After the offertory, a carpet was spread on the steps before the altar, the alms-knights, pursuivants, and heralds stationing themselves on either side of it. The Garter then descended from his seat, and waving his rod, the knights-companions descended likewise, but remained before their stalls. The black-rod next descended, and proceeding towards the altar, a groom of the wardrobe brought him a small carpet of cloth of gold, and a cushion of the same stuff, which were placed on the larger carpet, the cushion being set on the head of the steps. Taking a large gilt bason to receive the offerings, the prelate stationed himself with one of the prebends in the midst of the altar. The king then rose from his stall, and making a reverence as before, proceeded to the altar, attended by the Garter, register, and chancellor, together with the Duke of Richmond bearing the sword; and having reached the upper step, prostrated himself on the cushion, while the black-rod bending the knee delivered a chain of gold, intended afterwards to be redeemed, to the Duke of Suffolk, who was appointed to make the royal offering, and who placed it in the bason held by the prelate. This ceremony over, the king got up, and with similar reverences returned to his stall. Then the two provincial kings, Clarenceux and Norroy, proceeded along the choir, and making due reverences to the altar and the sovereign, bowed to the two senior knights; who thereupon advanced towards the altar, and kneeling down, made their offering. The other imitated their example, coming forward according to their seniority.
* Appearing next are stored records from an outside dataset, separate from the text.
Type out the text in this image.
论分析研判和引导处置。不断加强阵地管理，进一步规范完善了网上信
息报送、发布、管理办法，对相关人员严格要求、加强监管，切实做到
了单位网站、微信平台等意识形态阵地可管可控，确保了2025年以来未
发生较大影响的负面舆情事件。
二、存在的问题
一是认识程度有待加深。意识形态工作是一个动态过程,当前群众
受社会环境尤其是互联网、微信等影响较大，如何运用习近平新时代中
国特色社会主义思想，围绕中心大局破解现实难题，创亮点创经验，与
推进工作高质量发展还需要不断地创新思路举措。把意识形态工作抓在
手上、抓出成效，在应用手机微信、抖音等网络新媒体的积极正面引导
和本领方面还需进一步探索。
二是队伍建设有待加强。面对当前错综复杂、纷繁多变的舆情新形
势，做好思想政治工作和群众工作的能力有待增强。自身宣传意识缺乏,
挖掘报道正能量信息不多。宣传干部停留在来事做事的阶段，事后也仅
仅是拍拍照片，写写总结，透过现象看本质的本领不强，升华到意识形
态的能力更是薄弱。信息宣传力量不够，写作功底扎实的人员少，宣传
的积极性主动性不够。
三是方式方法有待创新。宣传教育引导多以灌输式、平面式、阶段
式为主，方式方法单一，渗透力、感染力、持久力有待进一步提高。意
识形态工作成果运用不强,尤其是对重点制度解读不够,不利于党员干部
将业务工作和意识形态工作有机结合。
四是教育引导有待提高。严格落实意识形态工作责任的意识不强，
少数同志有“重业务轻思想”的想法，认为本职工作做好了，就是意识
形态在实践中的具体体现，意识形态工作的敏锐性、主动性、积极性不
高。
The service ended, the officers and knights-companions quitted the chapel in the same order they had entered it, the king being received under the canopy at the door of the choir, and passing through the west entrance of the chapel, where he waited for the Lady Anne. On her arrival they both mounted their steeds, and rode up to the royal lodgings amid flourishes of trumpets and acclamations. Dismounting at the great gate, Henry proceeded to the presence-chamber, where the knights-companions had assembled, and having received their salutations, retired to his closet. Here he remained in deep consultation with the Duke of Suffolk for some hours, when it having been announced to him that the first course of the banquet was served, he came forth, and proceeded to the presence-chamber, where he greeted the knights-companions, who were there assembled, and who immediately put themselves in order of procession. After this, the alms- knights, prebends, and officers-of-arms passed on through the guard- chamber into Saint George's Hall. They were followed by the knights- companions, who drew up in double file, the seniors taking the uppermost place; and through these lines the king passed, his train borne up as before, until reaching the table set apart for him beneath a canopy, he turned round and received the knights' reverences. The Earl of Oxford, as vice-chamberlain, then brought him a ewer containing water, the Earl of Surrey a bason, and Lord Rochford a napkin. Henry having performed his ablutions, grace was said by the prelate, after which the king seated himself beneath the canopy in an ancient chair with a curiously carved back representing the exploit of Saint George, which had once belonged to the founder, King Edward the Third, and called up the two cardinals, who by this time had entered the hall, and who remained standing beside him, one on either hand, during the repast.